I take the key, and a puff of dirt rises from my sleeve. Because the house was still crawling with cops when I left, I have no fresh change of clothes. Just a bag of travel-size sundries I bought at a convenience store on the way here.
“Um, are there any laundry facilities here?”
“Sorry, no.” The clerk finally looks at me, her expression slanted and bewildered. “But if you rinse all that in the sink now, it might be dry by morning. If not, there’s a hair dryer attached to the wall.”
I thank her and shuffle to my room. As I unlock the door, I wonder if it’s the same one my parents and I stayed in after fleeing Baneberry Hall. If so, I doubt much has changed between stays. The interior looks as though it hasn’t been updated in at least thirty years. Stepping inside feels like entering a time machine and being zapped straight back to the eighties.
I head to the bathroom, turn on the shower, and, still fully dressed, step under the spray. It seems easier than using the sink.
At first, it looks like the shower scene from Psycho—stained water circling the drain. When enough grime slides off my clothes for me to deem them salvageable in the short term, I take them off piece by piece.
It’s not until after all the clothes are off and draped over the shower curtain, dripping soapy water, that I plop down in the tub, knees to my chest, and begin to weep.
I end up crying for half an hour, too sad, angry, and confused to do anything else. I cry for Petra, mourning her even though I have no memories of meeting her. I cry for my father, trying to square the man I thought he was with the horrible thing he might have done.
Finally, I cry for all the versions of myself that have existed through the years. Confused five-year-old. Sullen child of divorce. Furious nine-year-old. Inquisitive me. Defiant me. Dutiful me. So many incarnations, each one seeking answers, leading me to right here, to right now, to a potential truth I have no idea how to handle.

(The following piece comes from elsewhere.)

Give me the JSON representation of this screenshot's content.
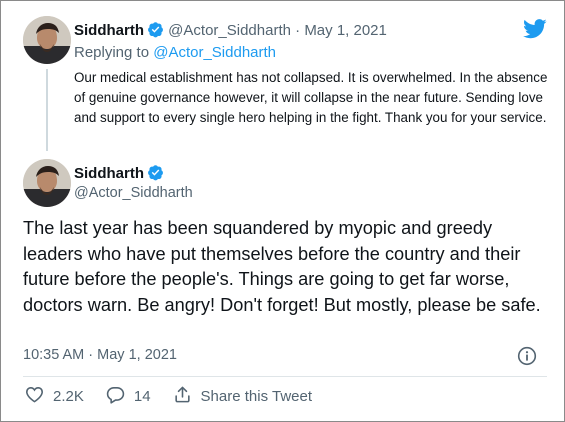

I’d hoped the shower and crying jag would invigorate me—a cleansing blast of catharsis. Instead, it only leaves me weary and prune-fingered. Since I have nothing dry to wear, I wrap myself in a towel and use a comforter from one of the twin beds as a makeshift robe. Then I sit on the edge of the stripped bed and check my phone.
Allie called while I was in the shower. The voicemail she left is jarringly perky.

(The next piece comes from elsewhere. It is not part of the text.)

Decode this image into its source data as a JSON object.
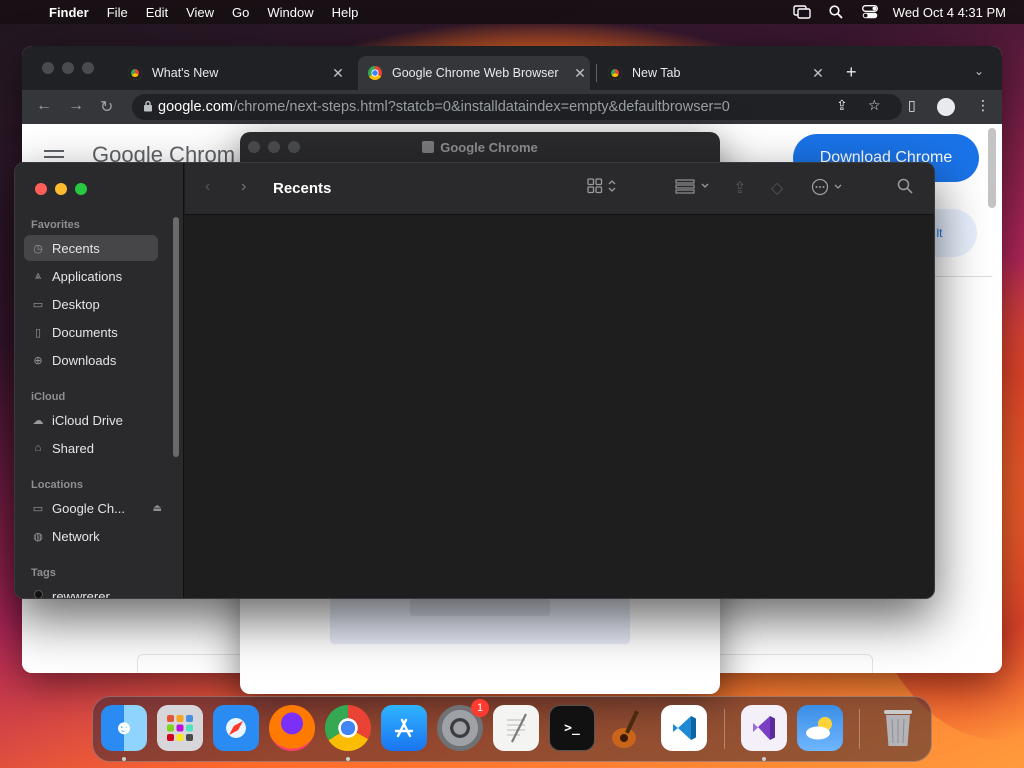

“Hey, handywoman. It dawned on me today that you’ve sent me exactly zero pictures of the interior of that house. Get on that, girl. I want details. Cornices. Friezes. Wainscoting. Don’t leave a bitch hanging.”

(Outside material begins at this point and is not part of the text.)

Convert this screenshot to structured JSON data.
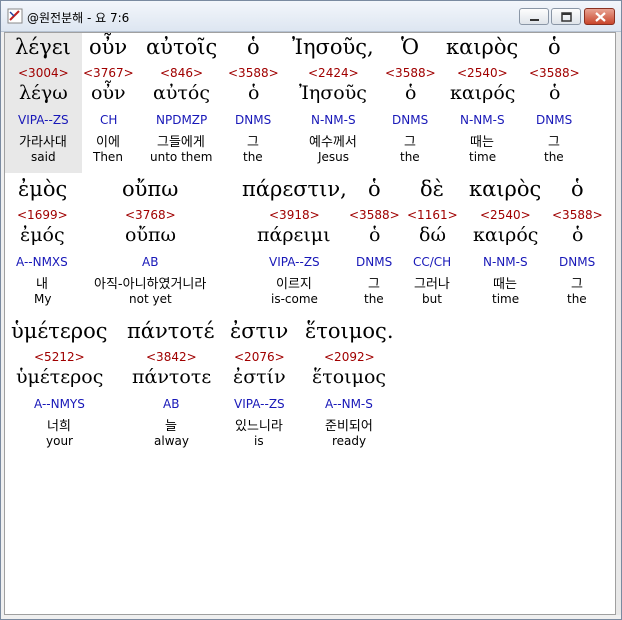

I want to call her back and tell her all that’s happened in the past twenty-four hours. I don’t, because I know exactly what she’ll say. That I should leave. That I should come back to Boston and forget all about Baneberry Hall.
But it’s too late for that. Even if I wanted to leave, I don’t think I can. Chief Alcott will surely have more questions for me. Then there are my own questions—a list a mile long, all of them still unanswered. Until I learn more about what really happened in that house, I’m not going anywhere.
I text Allie back, trying to match her in perk.
Sorry! Been too busy for pictures. I’ll try to send you sexy wainscoting snaps tomorrow.
That task over, I tackle a second—another call to my mother. Unlike the first one, this time I want her to pick up.
My hope is that my mother can shed more light on my father’s association with Petra. Brian Prince was right—the two of them did seem close in the Book. That doesn’t mean it’s true. Only my mother knows for sure. Only she’ll be able to assure me that my father is innocent.
For the first time in my life, I need her opinion.
Which is why my heart sinks when the call again goes straight to voicemail.
“Hi, Mom. It’s me. I’m still in Vermont, doing work at Baneberry Hall. And, um, we found something.” I pause, struck by the awfulness of the euphemism. Petra wasn’t a mere something. She was a person. A vibrant young woman. “We need to talk about it. As soon as possible. Call me back. Please.”
I end the call and survey the room.
It’s a dump.
The wood-paneled wall opposite the room’s sole window has been faded by the sun. A ceiling tile in the corner bears a stain worse than the one that was in Baneberry Hall’s kitchen, which doesn’t engender good thoughts. I look at the carpet. Orange shag.